Well, there’s this: The US is building generating capacity in places that don’t need the electricity.
To be more specific, we’re building wind turbines in rural areas, like west Texas and Iowa, far from where electricity is needed.
One result is a bizarre phenomenon (See Electricity that’s cheaper than free) which I’ve written about before called “negative electricity prices,” which means what it sounds like. Because of the way the federal production tax credit for wind turbines works, some owners of wind farms will actually pay operators of the electricity grid to take their power because they will collect more from the government than they pay to the grid. It sounds nuts and, in fact, it is.

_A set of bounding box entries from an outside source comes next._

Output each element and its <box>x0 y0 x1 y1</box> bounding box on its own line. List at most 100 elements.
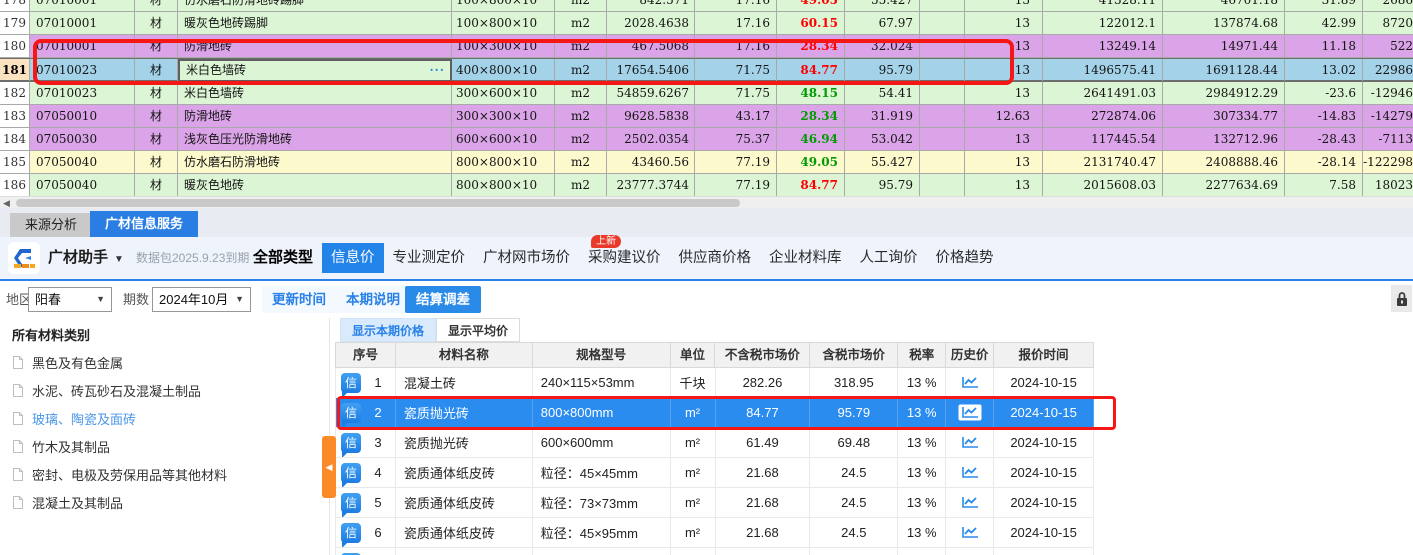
history-price-chart-icon[interactable] <box>958 494 982 511</box>
menu-item[interactable]: 全部类型 <box>244 243 322 273</box>
cell-expand-button[interactable]: ··· <box>429 63 445 77</box>
scrollbar-thumb[interactable] <box>16 199 740 207</box>
row-number-cell[interactable]: 183 <box>0 105 30 128</box>
sidebar-category-item[interactable]: 密封、电极及劳保用品等其他材料 <box>0 460 330 488</box>
table-row[interactable]: 179 07010001 材 暖灰色地砖踢脚 100×800×10 m2 202… <box>0 12 1413 35</box>
diff-amount-cell: -12946 <box>1363 82 1413 105</box>
diff-amount-cell: -7113 <box>1363 128 1413 151</box>
tab-source-analysis[interactable]: 来源分析 <box>10 213 93 237</box>
row-number-cell[interactable]: 182 <box>0 82 30 105</box>
price-table-row[interactable]: 信 6 瓷质通体纸皮砖 粒径：45×95mm m² 21.68 24.5 13 … <box>335 518 1094 548</box>
menu-item-label: 信息价 <box>331 250 375 266</box>
period-select[interactable]: 2024年10月 ▼ <box>152 287 251 312</box>
history-price-chart-icon[interactable] <box>958 524 982 541</box>
material-name-text: 仿水磨石防滑地砖 <box>184 155 281 169</box>
region-select[interactable]: 阳春 ▼ <box>28 287 112 312</box>
history-price-chart-icon[interactable] <box>958 464 982 481</box>
sidebar-category-item[interactable]: 黑色及有色金属 <box>0 348 330 376</box>
horizontal-scrollbar[interactable]: ◀ <box>0 196 1413 208</box>
spec-cell: 300×600×10 <box>452 82 555 105</box>
sidebar-category-item[interactable]: 混凝土及其制品 <box>0 488 330 516</box>
material-name-cell: 瓷质通体纸皮砖 <box>396 488 533 517</box>
info-source-badge[interactable]: 信 <box>341 372 361 397</box>
price-table-row[interactable]: 信 3 瓷质抛光砖 600×600mm m² 61.49 69.48 13 % <box>335 428 1094 458</box>
seq-number: 2 <box>374 405 382 420</box>
quantity-cell: 54859.6267 <box>607 82 695 105</box>
info-source-badge[interactable]: 信 <box>341 402 361 427</box>
base-price-cell: 71.75 <box>695 59 777 82</box>
row-number-cell[interactable]: 184 <box>0 128 30 151</box>
tax-rate-cell: 13 <box>965 174 1043 196</box>
sidebar-category-item[interactable]: 水泥、砖瓦砂石及混凝土制品 <box>0 376 330 404</box>
spec-cell: 800×800×10 <box>452 151 555 174</box>
taxed-price-cell: 67.97 <box>845 12 920 35</box>
sidebar-collapse-handle[interactable]: ◀ <box>322 436 336 498</box>
price-table-row[interactable]: 信 1 混凝土砖 240×115×53mm 千块 282.26 318.95 1… <box>335 368 1094 398</box>
price-table-row[interactable]: 信 <box>335 548 1094 555</box>
table-row[interactable]: 180 07010001 材 防滑地砖 100×300×10 m2 467.50… <box>0 35 1413 58</box>
tab-guangcai-info-service[interactable]: 广材信息服务 <box>90 211 199 237</box>
category-label: 水泥、砖瓦砂石及混凝土制品 <box>32 383 202 399</box>
price-table: 序号 材料名称 规格型号 单位 不含税市场价 含税市场价 税率 历史价 报价时间… <box>335 342 1094 555</box>
base-price-cell: 17.16 <box>695 0 777 12</box>
price-view-tab[interactable]: 显示平均价 <box>436 318 521 342</box>
info-source-badge[interactable]: 信 <box>341 432 361 457</box>
amount-incl-tax-cell: 307334.77 <box>1163 105 1285 128</box>
col-header-tax-rate: 税率 <box>898 343 947 367</box>
history-price-chart-icon[interactable] <box>958 374 982 391</box>
menu-item[interactable]: 专业测定价 <box>384 243 475 273</box>
taxed-price-cell: 54.41 <box>845 82 920 105</box>
menu-item[interactable]: 人工询价 <box>851 243 927 273</box>
unit-cell: m2 <box>555 59 607 82</box>
price-excl-tax-cell <box>716 548 811 555</box>
tax-rate-cell: 13 <box>965 82 1043 105</box>
table-row[interactable]: 178 07010001 材 仿水磨石防滑地砖踢脚 100×800×10 m2 … <box>0 0 1413 12</box>
menu-item[interactable]: 供应商价格 <box>670 243 761 273</box>
material-code-cell: 07010001 <box>30 35 135 58</box>
menu-item[interactable]: 信息价 <box>322 243 384 273</box>
info-source-badge[interactable]: 信 <box>341 492 361 517</box>
period-note-button[interactable]: 本期说明 <box>336 286 410 313</box>
row-number-cell[interactable]: 186 <box>0 174 30 196</box>
quantity-cell: 467.5068 <box>607 35 695 58</box>
price-table-row[interactable]: 信 4 瓷质通体纸皮砖 粒径：45×45mm m² 21.68 24.5 13 … <box>335 458 1094 488</box>
app-name-dropdown[interactable]: 广材助手 ▼ <box>48 237 124 279</box>
empty-cell <box>920 128 965 151</box>
row-number-cell[interactable]: 180 <box>0 35 30 58</box>
table-row[interactable]: 183 07050010 材 防滑地砖 300×300×10 m2 9628.5… <box>0 105 1413 128</box>
table-row[interactable]: 182 07010023 材 米白色墙砖 300×600×10 m2 54859… <box>0 82 1413 105</box>
price-diff-cell: 13.02 <box>1285 59 1363 82</box>
row-number-cell[interactable]: 178 <box>0 0 30 12</box>
price-view-tab[interactable]: 显示本期价格 <box>340 318 437 342</box>
table-row[interactable]: 184 07050030 材 浅灰色压光防滑地砖 600×600×10 m2 2… <box>0 128 1413 151</box>
sidebar-category-item[interactable]: 竹木及其制品 <box>0 432 330 460</box>
market-price-cell: 49.05 <box>777 151 845 174</box>
info-source-badge[interactable]: 信 <box>341 462 361 487</box>
table-row[interactable]: 181 07010023 材 米白色墙砖 ··· 400×800×10 m2 1… <box>0 58 1413 82</box>
settlement-adjust-button[interactable]: 结算调差 <box>405 286 481 313</box>
menu-item[interactable]: 采购建议价 上新 <box>579 235 670 273</box>
update-time-button[interactable]: 更新时间 <box>262 286 336 313</box>
menu-item[interactable]: 广材网市场价 <box>474 243 579 273</box>
col-header-spec: 规格型号 <box>533 343 671 367</box>
diff-amount-cell: 2686 <box>1363 0 1413 12</box>
table-row[interactable]: 186 07050040 材 暖灰色地砖 800×800×10 m2 23777… <box>0 174 1413 196</box>
row-number-cell[interactable]: 179 <box>0 12 30 35</box>
history-price-chart-icon[interactable] <box>958 434 982 451</box>
price-table-row[interactable]: 信 2 瓷质抛光砖 800×800mm m² 84.77 95.79 13 % <box>335 398 1094 428</box>
lock-icon[interactable] <box>1391 285 1412 312</box>
quote-date-cell: 2024-10-15 <box>994 518 1094 547</box>
info-source-badge[interactable]: 信 <box>341 522 361 547</box>
sidebar-category-item[interactable]: 玻璃、陶瓷及面砖 <box>0 404 330 432</box>
row-number-cell[interactable]: 181 <box>0 59 30 82</box>
price-table-row[interactable]: 信 5 瓷质通体纸皮砖 粒径：73×73mm m² 21.68 24.5 13 … <box>335 488 1094 518</box>
info-source-badge[interactable]: 信 <box>341 552 361 555</box>
history-price-chart-icon[interactable] <box>958 404 982 421</box>
row-number-cell[interactable]: 185 <box>0 151 30 174</box>
unit-cell: m2 <box>555 0 607 12</box>
spreadsheet-body: 178 07010001 材 仿水磨石防滑地砖踢脚 100×800×10 m2 … <box>0 0 1413 196</box>
scroll-left-arrow-icon[interactable]: ◀ <box>3 198 10 208</box>
menu-item[interactable]: 企业材料库 <box>760 243 851 273</box>
table-row[interactable]: 185 07050040 材 仿水磨石防滑地砖 800×800×10 m2 43… <box>0 151 1413 174</box>
menu-item[interactable]: 价格趋势 <box>927 243 1003 273</box>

As I write in Wired, there are two obvious solutions to the fact that we are now building wind in the wrong places. One is to make it much easier for utilities to construct transmission lines to get wind-generated electricity from places like West Texas and the Dakotas to cities where the demand is great. The other is to build more wind farms closer to cities, perhaps offshore, although the costs of offshore farms, which, of course, require new transmission lines of their own, are significantly higher than those built on land. That’s one reason why we are still waiting for the first offshore wind farm to be built in the U.S.
In a response to the story, Michael Goggin of the American Wind Energy Association says that building new transmission is a better approach than putting wind farms in sub-optimal areas. Transmission is boring, but incredibly important, and there’s no doubt that we need more of it.